The year 2025 will bring a large number of regulatory changes and associated obligations for companies. In the following overview, we have compiled the most important changes for your company so that you are well prepared.
Important implementations in AI law
EU-wide regulation of artificial intelligence is progressing. The AI Act has been in force since August 2024 and sets new standards for dealing with AI systems. Further requirements will gradually follow: As early as February 2025, bans on certain AI systems will come into force, including those for manipulating behavior or biometric categorization. Companies must also prepare for extended documentation requirements from August 2025, particularly for high-risk AI systems. Political discussions are currently underway on further liability regulations for AI and data protection aspects, which will continue to be a focus in 2025.
New obligations for online retailers
2025 brings numerous new requirements for online retailers in particular. Due to the new EU-wide Product Safety Regulation (GPSR), retailers have had to provide detailed information about the manufacturer and safety and warning notices since December 2024. In addition, labeling requirements for radio equipment, including smartphones and laptops, have been in force since the end of 2024. Retailers must ensure that their online offers contain all the necessary labels and pictograms.
Conversion to the e-bill
As of January 2025, e-invoicing has found its way into the B2B sector: Companies must ensure that they can receive and process electronic invoices. It must also be possible to issue e-invoices if turnover exceeds €800,000 from 2027, otherwise from 2028. Adjustments to internal processes and IT systems are therefore recommended in order to comply with the new standards. Failure to comply could result in fines and the loss of the option to deduct input tax.
Focus on environmental protection
The EU regulation for deforestation-free products (EUDR) aims to prevent trade in products that have been produced by deforestation. New due diligence obligations for companies that import agricultural raw materials such as cocoa, coffee or wood have been in force since December 2024. However, implementation could be postponed until the end of 2025, as the organizational effort is currently estimated to be higher than expected. Traders should nevertheless prepare for the requirements at an early stage.
Manufacturers must also pay levies into a single-use plastic fund for food containers, films, carrier bags, wet wipes, balloons and tobacco products via the Single-Use Plastic Fund Act. Since January 1, 2024, this has had to be preceded by the registration of such products. In addition to warnings from competitors and industry and consumer protection associations, fines are also conceivable.

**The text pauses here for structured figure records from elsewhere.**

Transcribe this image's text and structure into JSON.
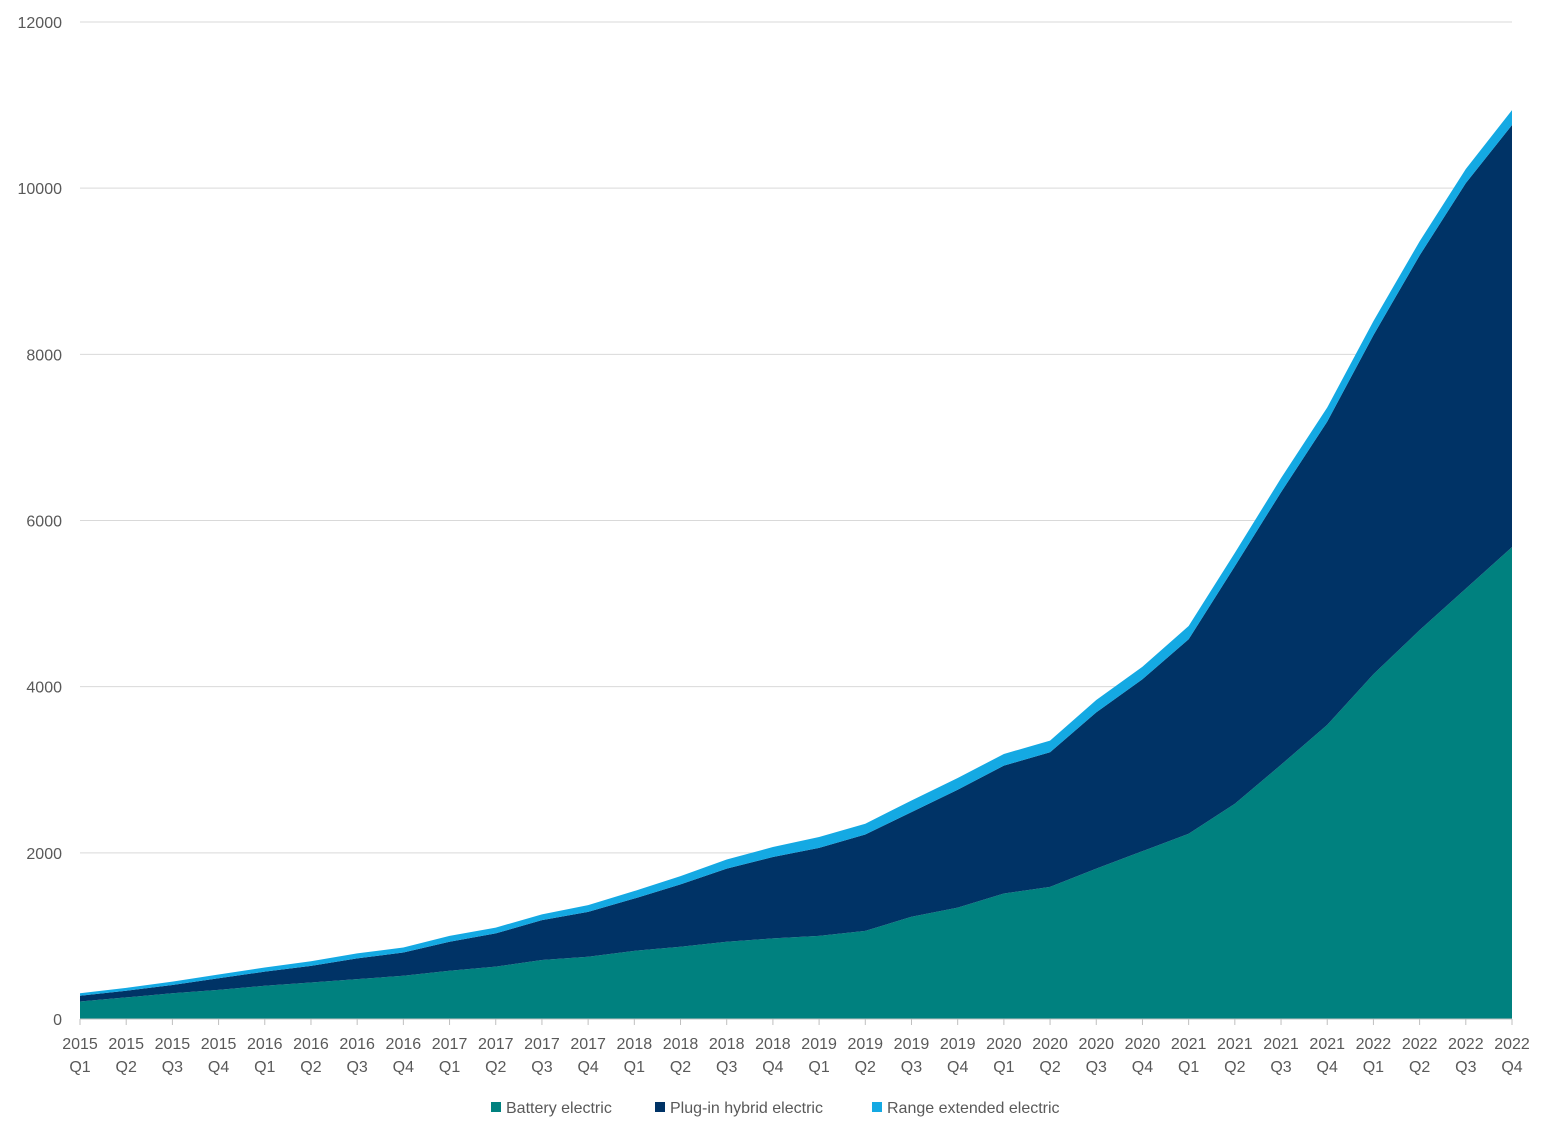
{
  "chart_data": {
    "type": "area",
    "stacked": true,
    "title": "",
    "xlabel": "",
    "ylabel": "",
    "ylim": [
      0,
      12000
    ],
    "yticks": [
      0,
      2000,
      4000,
      6000,
      8000,
      10000,
      12000
    ],
    "grid": true,
    "legend_position": "bottom",
    "categories": [
      [
        "2015",
        "Q1"
      ],
      [
        "2015",
        "Q2"
      ],
      [
        "2015",
        "Q3"
      ],
      [
        "2015",
        "Q4"
      ],
      [
        "2016",
        "Q1"
      ],
      [
        "2016",
        "Q2"
      ],
      [
        "2016",
        "Q3"
      ],
      [
        "2016",
        "Q4"
      ],
      [
        "2017",
        "Q1"
      ],
      [
        "2017",
        "Q2"
      ],
      [
        "2017",
        "Q3"
      ],
      [
        "2017",
        "Q4"
      ],
      [
        "2018",
        "Q1"
      ],
      [
        "2018",
        "Q2"
      ],
      [
        "2018",
        "Q3"
      ],
      [
        "2018",
        "Q4"
      ],
      [
        "2019",
        "Q1"
      ],
      [
        "2019",
        "Q2"
      ],
      [
        "2019",
        "Q3"
      ],
      [
        "2019",
        "Q4"
      ],
      [
        "2020",
        "Q1"
      ],
      [
        "2020",
        "Q2"
      ],
      [
        "2020",
        "Q3"
      ],
      [
        "2020",
        "Q4"
      ],
      [
        "2021",
        "Q1"
      ],
      [
        "2021",
        "Q2"
      ],
      [
        "2021",
        "Q3"
      ],
      [
        "2021",
        "Q4"
      ],
      [
        "2022",
        "Q1"
      ],
      [
        "2022",
        "Q2"
      ],
      [
        "2022",
        "Q3"
      ],
      [
        "2022",
        "Q4"
      ]
    ],
    "series": [
      {
        "name": "Battery electric",
        "color": "#00817F",
        "values": [
          210,
          260,
          310,
          350,
          400,
          440,
          480,
          520,
          580,
          630,
          710,
          750,
          820,
          870,
          930,
          970,
          1000,
          1060,
          1230,
          1340,
          1510,
          1590,
          1810,
          2020,
          2230,
          2590,
          3060,
          3540,
          4150,
          4680,
          5180,
          5680
        ]
      },
      {
        "name": "Plug-in hybrid electric",
        "color": "#003366",
        "values": [
          70,
          80,
          100,
          140,
          170,
          200,
          250,
          280,
          350,
          400,
          480,
          540,
          630,
          750,
          880,
          980,
          1060,
          1160,
          1260,
          1420,
          1540,
          1620,
          1880,
          2070,
          2340,
          2860,
          3280,
          3650,
          4080,
          4510,
          4880,
          5080
        ]
      },
      {
        "name": "Range extended electric",
        "color": "#14A9E3",
        "values": [
          30,
          35,
          40,
          45,
          50,
          55,
          60,
          60,
          70,
          70,
          70,
          80,
          90,
          100,
          110,
          120,
          130,
          130,
          140,
          140,
          140,
          140,
          150,
          150,
          160,
          160,
          170,
          170,
          170,
          170,
          170,
          180
        ]
      }
    ]
  }
}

A self-service ban for certain biocidal products will come into force from January 2025. Retailers must ensure that staff have the relevant expertise and offer advice – including by telephone or video in online retail. Otherwise, there is also a risk of sanctions.

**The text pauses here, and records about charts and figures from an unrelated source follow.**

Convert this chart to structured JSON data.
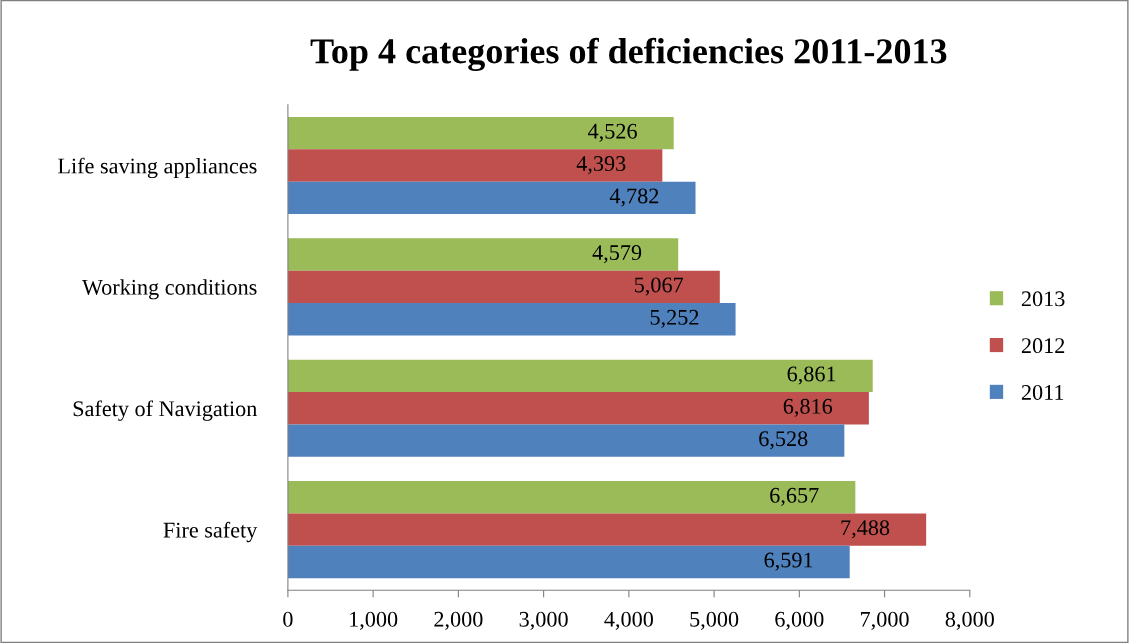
{
  "chart_data": {
    "type": "bar",
    "orientation": "horizontal",
    "title": "Top 4 categories of deficiencies 2011-2013",
    "categories": [
      "Life saving appliances",
      "Working conditions",
      "Safety of Navigation",
      "Fire safety"
    ],
    "series": [
      {
        "name": "2013",
        "color": "#9bbb59",
        "values": [
          4526,
          4579,
          6861,
          6657
        ],
        "value_labels": [
          "4,526",
          "4,579",
          "6,861",
          "6,657"
        ]
      },
      {
        "name": "2012",
        "color": "#c0504d",
        "values": [
          4393,
          5067,
          6816,
          7488
        ],
        "value_labels": [
          "4,393",
          "5,067",
          "6,816",
          "7,488"
        ]
      },
      {
        "name": "2011",
        "color": "#4f81bd",
        "values": [
          4782,
          5252,
          6528,
          6591
        ],
        "value_labels": [
          "4,782",
          "5,252",
          "6,528",
          "6,591"
        ]
      }
    ],
    "xlim": [
      0,
      8000
    ],
    "xticks": [
      {
        "value": 0,
        "label": "0"
      },
      {
        "value": 1000,
        "label": "1,000"
      },
      {
        "value": 2000,
        "label": "2,000"
      },
      {
        "value": 3000,
        "label": "3,000"
      },
      {
        "value": 4000,
        "label": "4,000"
      },
      {
        "value": 5000,
        "label": "5,000"
      },
      {
        "value": 6000,
        "label": "6,000"
      },
      {
        "value": 7000,
        "label": "7,000"
      },
      {
        "value": 8000,
        "label": "8,000"
      }
    ],
    "grid": false,
    "legend": "right"
  }
}
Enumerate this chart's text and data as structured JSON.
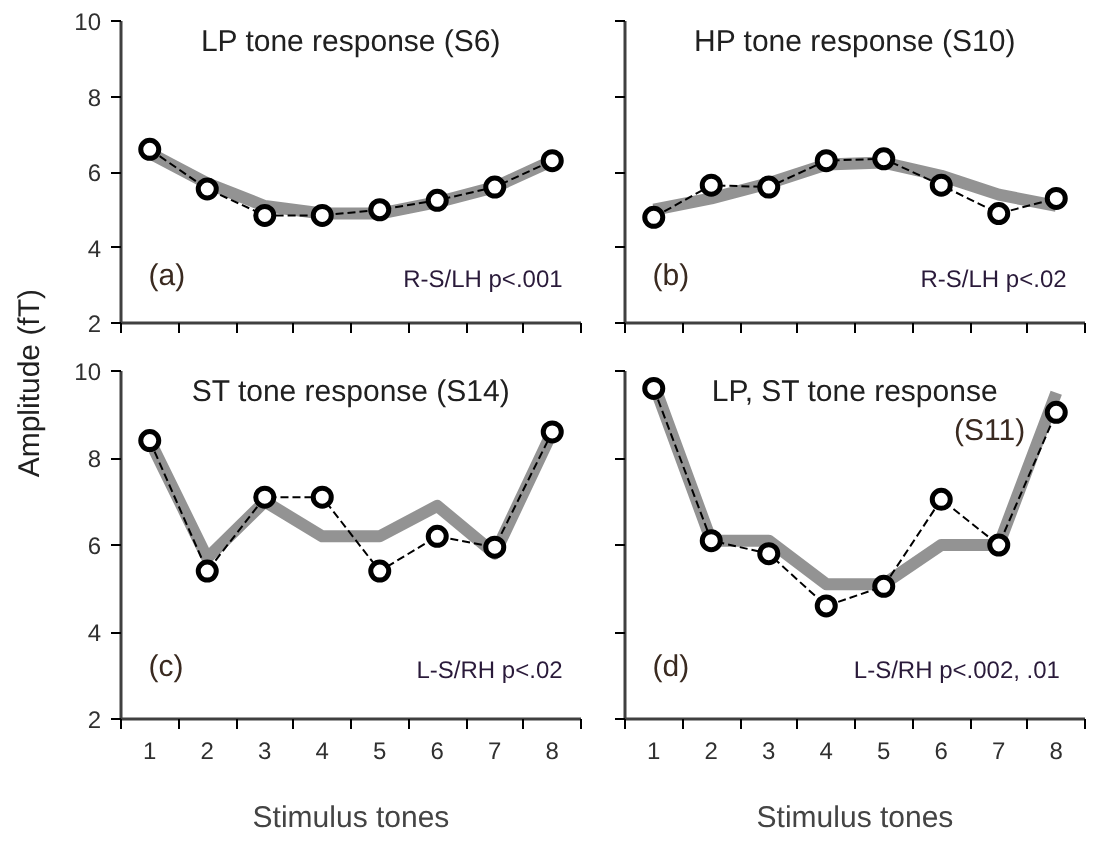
{
  "chart_data": [
    {
      "type": "line",
      "title": "LP tone response (S6)",
      "ylabel": "Amplitude  (fT)",
      "annotations": [
        "(a)",
        "R-S/LH p<.001"
      ],
      "categories": [
        "1",
        "2",
        "3",
        "4",
        "5",
        "6",
        "7",
        "8"
      ],
      "ylim": [
        2,
        10
      ],
      "yticks": [
        2,
        4,
        6,
        8,
        10
      ],
      "tick_labels": "y",
      "grid": false,
      "series": [
        {
          "color": "#808080",
          "marker": "none",
          "line_style": "solid",
          "values": [
            6.5,
            5.7,
            5.1,
            4.9,
            4.9,
            5.2,
            5.6,
            6.3
          ]
        },
        {
          "color": "#000000",
          "marker": "circle",
          "line_style": "dashed",
          "values": [
            6.6,
            5.55,
            4.85,
            4.85,
            5.0,
            5.25,
            5.6,
            6.3
          ]
        }
      ]
    },
    {
      "type": "line",
      "title": "HP tone response (S10)",
      "annotations": [
        "(b)",
        "R-S/LH p<.02"
      ],
      "categories": [
        "1",
        "2",
        "3",
        "4",
        "5",
        "6",
        "7",
        "8"
      ],
      "ylim": [
        2,
        10
      ],
      "yticks": [
        2,
        4,
        6,
        8,
        10
      ],
      "tick_labels": false,
      "grid": false,
      "series": [
        {
          "color": "#808080",
          "marker": "none",
          "line_style": "solid",
          "values": [
            5.0,
            5.3,
            5.7,
            6.2,
            6.25,
            5.9,
            5.4,
            5.1
          ]
        },
        {
          "color": "#000000",
          "marker": "circle",
          "line_style": "dashed",
          "values": [
            4.8,
            5.65,
            5.6,
            6.3,
            6.35,
            5.65,
            4.9,
            5.3
          ]
        }
      ]
    },
    {
      "type": "line",
      "title": "ST tone response (S14)",
      "xlabel": "Stimulus tones",
      "annotations": [
        "(c)",
        "L-S/RH p<.02"
      ],
      "categories": [
        "1",
        "2",
        "3",
        "4",
        "5",
        "6",
        "7",
        "8"
      ],
      "ylim": [
        2,
        10
      ],
      "yticks": [
        2,
        4,
        6,
        8,
        10
      ],
      "grid": false,
      "series": [
        {
          "color": "#808080",
          "marker": "none",
          "line_style": "solid",
          "values": [
            8.4,
            5.7,
            7.0,
            6.2,
            6.2,
            6.9,
            5.8,
            8.6
          ]
        },
        {
          "color": "#000000",
          "marker": "circle",
          "line_style": "dashed",
          "values": [
            8.4,
            5.4,
            7.1,
            7.1,
            5.4,
            6.2,
            5.95,
            8.6
          ]
        }
      ]
    },
    {
      "type": "line",
      "title": "LP, ST tone response",
      "xlabel": "Stimulus tones",
      "annotations": [
        "(d)",
        "L-S/RH p<.002,  .01",
        "(S11)"
      ],
      "categories": [
        "1",
        "2",
        "3",
        "4",
        "5",
        "6",
        "7",
        "8"
      ],
      "ylim": [
        2,
        10
      ],
      "yticks": [
        2,
        4,
        6,
        8,
        10
      ],
      "tick_labels": "x",
      "grid": false,
      "series": [
        {
          "color": "#808080",
          "marker": "none",
          "line_style": "solid",
          "values": [
            9.7,
            6.1,
            6.1,
            5.1,
            5.1,
            6.0,
            6.0,
            9.5
          ]
        },
        {
          "color": "#000000",
          "marker": "circle",
          "line_style": "dashed",
          "values": [
            9.6,
            6.1,
            5.8,
            4.6,
            5.05,
            7.05,
            6.0,
            9.05
          ]
        }
      ]
    }
  ]
}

Accessibility and inclusion
The Accessibility Reinforcement Act comes into force in June 2025 and requires software manufacturers and online store operators to design their products and services in such a way that they are also easily accessible for people with disabilities. This includes, for example, the barrier-free design of websites and the provision of clear product information. Violations can result in fines of up to 100,000 euros, which can be avoided, for example, through improved web design using a plugin.
Data protection and cyber security
The EU Data Act will become binding from September 2025. The aim is to ensure the legally compliant use of data between companies and between companies and consumers. This primarily affects manufacturers of networked products and providers of digital services, who will have to adapt to new obligations regarding the provision of data.
The further implementation of the NIS 2 Directive will also need to be taken into account. More specific obligations to introduce cyber security measures and to report cyber attacks will emerge, particularly for important critical infrastructure facilities.
Conclusion
2025 will therefore be a varied year for companies in terms of regulatory requirements. In order to avoid sanctions and secure competitive advantages, it makes sense to prepare early.